There must be a huge, coordinated, government-backed push to educate and inform. Fortunately, the government appears to agree: RM20,000 has been provided to every MP for them to promote the vaccine. (Let’s hope that money is put to good use!)
Registration for the vaccine is still lagging. Plenty of those who registered and got appointments have been no-shows. If we can’t even get half the population to say they’re going to be vaccinated – let alone actually turn up to get the jab – it’s going to be a long, long time of living with MCOs and travel restrictions and a decaying economy.
We must do better. There should be billboards and radio spots and signs on buses and trains.

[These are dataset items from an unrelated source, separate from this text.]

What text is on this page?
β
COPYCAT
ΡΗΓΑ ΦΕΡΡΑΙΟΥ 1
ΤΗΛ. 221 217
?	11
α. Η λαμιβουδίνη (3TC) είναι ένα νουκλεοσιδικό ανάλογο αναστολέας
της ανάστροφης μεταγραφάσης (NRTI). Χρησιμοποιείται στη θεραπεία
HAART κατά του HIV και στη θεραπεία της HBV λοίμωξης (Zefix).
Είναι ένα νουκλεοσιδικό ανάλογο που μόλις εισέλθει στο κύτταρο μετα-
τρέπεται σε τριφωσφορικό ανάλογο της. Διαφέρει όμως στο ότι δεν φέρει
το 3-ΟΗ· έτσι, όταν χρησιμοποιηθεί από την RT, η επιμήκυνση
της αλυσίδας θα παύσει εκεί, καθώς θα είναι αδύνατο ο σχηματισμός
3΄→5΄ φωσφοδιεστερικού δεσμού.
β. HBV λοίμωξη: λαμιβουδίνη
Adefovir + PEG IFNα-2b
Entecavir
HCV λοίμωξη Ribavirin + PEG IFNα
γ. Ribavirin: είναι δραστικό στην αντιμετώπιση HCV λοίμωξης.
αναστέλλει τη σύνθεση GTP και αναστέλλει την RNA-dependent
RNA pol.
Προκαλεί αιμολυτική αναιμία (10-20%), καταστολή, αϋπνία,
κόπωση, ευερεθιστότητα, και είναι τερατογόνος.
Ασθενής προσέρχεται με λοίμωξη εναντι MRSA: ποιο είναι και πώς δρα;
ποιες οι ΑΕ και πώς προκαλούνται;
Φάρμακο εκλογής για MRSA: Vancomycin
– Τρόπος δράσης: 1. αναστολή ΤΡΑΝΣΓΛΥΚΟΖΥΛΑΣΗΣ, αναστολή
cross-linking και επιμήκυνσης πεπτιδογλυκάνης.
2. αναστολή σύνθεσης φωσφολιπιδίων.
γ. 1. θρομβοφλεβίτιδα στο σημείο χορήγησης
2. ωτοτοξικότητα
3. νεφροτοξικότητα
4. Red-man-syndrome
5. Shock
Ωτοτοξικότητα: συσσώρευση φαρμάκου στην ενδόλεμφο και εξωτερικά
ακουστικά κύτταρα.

There should be ads on Facebook, ads on Instagram, reminding, urging, badgering people – GET YOUR VACCINE!
Perhaps there should be incentives offered. Perhaps once you are fully vaccinated and have your digital immunisation certificate, you can travel freely. You can attend events, go anywhere, do all the things you’ve been restricted from doing for the last year. Is that viable? It’s unclear, but there certainly needs to be more emphasis put on the reality that, until enough people in the country get vaccinated, life will not return to normal.
Also importantly, there must be an efficient, transparent supply chain. Malaysia contracted with multiple different vaccine suppliers early on for more than enough doses to inoculate the entire population of the country. So what has happened since then?
The US has fully vaccinated 40% of its population (and 50% have received at least one jab). In the United Kingdom, over 45% of the population is now covered by the vaccine. Neighbouring Singapore? About 30%.
Malaysia, on the other hand, currently stands at an abysmal 3.6% after three solid months, only slightly better than Bangladesh.
Here’s a tough reality check: Three people in a car, two hours in a mall, interstate travel bans, and only takeaway business in restaurants will not put an end to this pandemic. Careening endlessly from one form of MCO to another will not put an end to this pandemic. Closing down an entire shopping mall for three days because one store reported a positive case of Covid-19 will not put an end to this pandemic.
We have lived with movement restrictions, constantly changing SOPs, mass testing, contact tracing, and the incorporation of face masks into our wardrobe for over a year. Until February 2021, all of that was necessary and prudent. But now, a genuine solution is at hand: a proven, effective strategy that should be getting all the attention and all the focus and all the effort.
It’s no longer theoretical. It’s no longer something that’s vaguely promised or on the distant horizon. There is one clear way out, one obvious beacon of hope, and it’s here right now. Our victory over the coronavirus hinges on one thing: getting a lot of vaccine doses in a lot of arms, and doing it as quickly as possible. If that happens, we will finally see the end of the Covid-19 pandemic.